Central Forces Notes Section 9

- The equation of motion for a reduced mass in a central potential is written in polar coordinates $$f(r){\bf\hat{r}} = \mu {\bf \ddot{r}} = \mu \left((\ddot{r}- r \dot{\phi}^2) {\bf\hat r} + ( r \ddot{\phi} + 2 \dot{r}\dot{\phi}) {\bf\hat \phi}\right) $$ and broken into two coupled differential equations:

$$\mathbf{\hat{r}}:\; f(r)=\mu(\ddot{r}-r\dot{\phi}^2)$$ $$\mathbf{\hat{\phi}}:\;0=\mu(r\ddot{\phi}+2\dot{r}\dot{\phi})$$

- This is a good place to emphasize that when one is trying to solve coupled differential equations, it is a good idea to look for conserved quantities $$\ell=\mu r^2\dot{\phi}=\text{constant}.$$ SWBQ: Calculate $\frac{d\ell}{dt}$ in polar coordinates $$\dfrac{d\ell}{dt}=\dfrac{d}{dt}(\mu r^2\dot{\phi})=\mu(r\ddot{\phi}+2\dot{r}\dot{\phi})=0.$$ Thus, the $\hat{\phi}$ equation of motion is simply equivalent to a statement of conservation of angular momentum.
- Emphasize that when trying to de-couple the equations, we want only one variable in each equation.
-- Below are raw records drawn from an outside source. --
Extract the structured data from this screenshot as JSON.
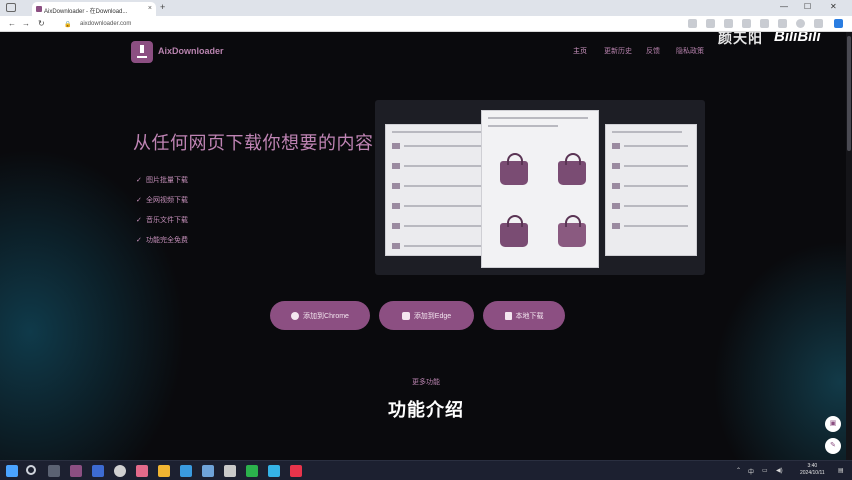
{
  "browser": {
    "tab_title": "AixDownloader - 在Download...",
    "url": "aixdownloader.com",
    "new_tab": "+",
    "close": "×"
  },
  "site": {
    "logo_text": "AixDownloader",
    "nav": [
      "主页",
      "更新历史",
      "反馈",
      "隐私政策"
    ],
    "watermark": "颜天阳",
    "watermark_b": "BiliBili"
  },
  "hero": {
    "title": "从任何网页下载你想要的内容",
    "features": [
      "图片批量下载",
      "全网视频下载",
      "音乐文件下载",
      "功能完全免费"
    ],
    "check_icon": "check-icon"
  },
  "buttons": {
    "chrome": "添加到Chrome",
    "edge": "添加到Edge",
    "download": "本地下载"
  },
  "section": {
    "subtitle": "更多功能",
    "title": "功能介绍"
  },
  "taskbar": {
    "lang": "中",
    "time": "3:40",
    "date": "2024/10/11"
  },
  "colors": {
    "accent": "#8c4f82",
    "accent_text": "#bf84b4",
    "background": "#0a0a0d"
  }
}
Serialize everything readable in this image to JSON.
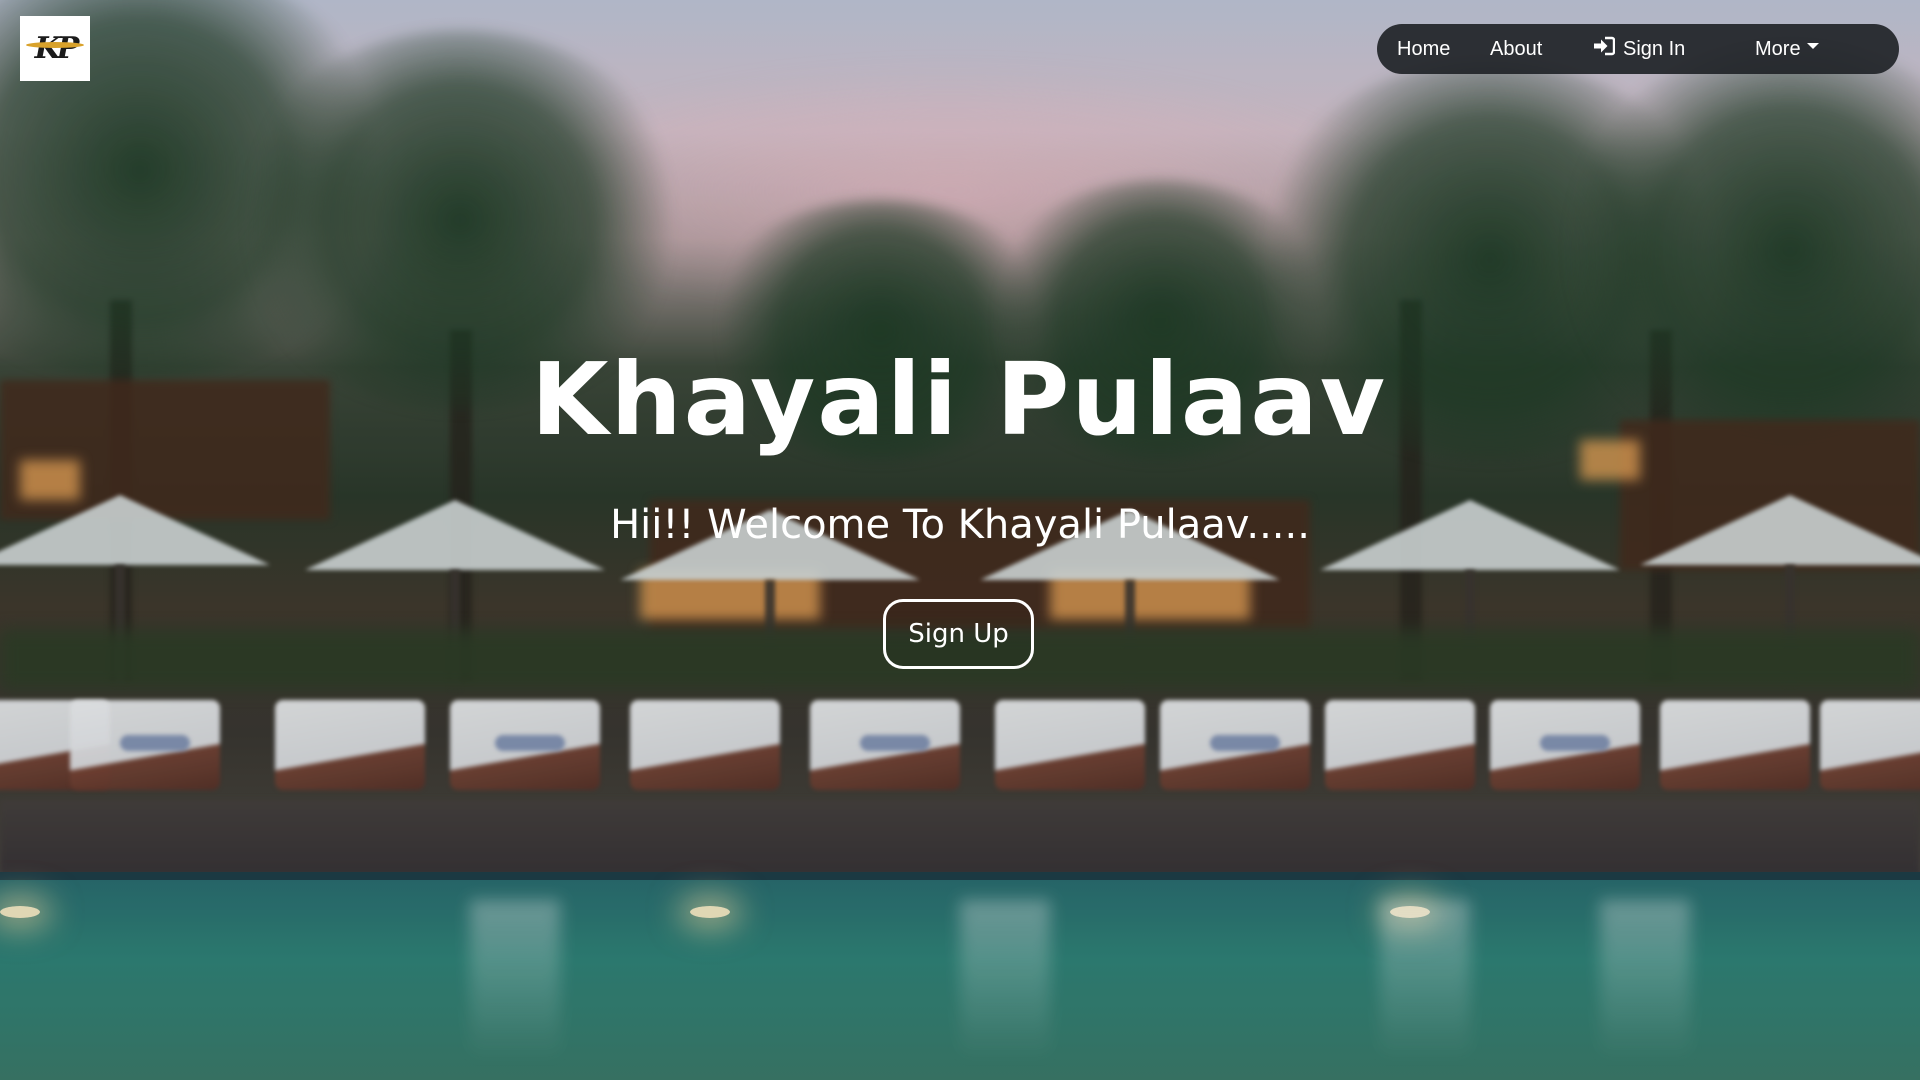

So we want to get rid of all of the $\dot{\phi}$'s in our $\bf\hat{r}$ equation and we can once again use conservation of angular momentum.

$$\ell=\mu r^2\dot{\phi}\longrightarrow \dot{\phi}=\dfrac{\ell}{\mu r^2}$$ $$f(r)=\mu(\ddot{r}-r\dot{\phi}^2)\longrightarrow \ddot r = \frac{l^2}{\mu^2 r^3}+\frac{1}{\mu} f(r)$$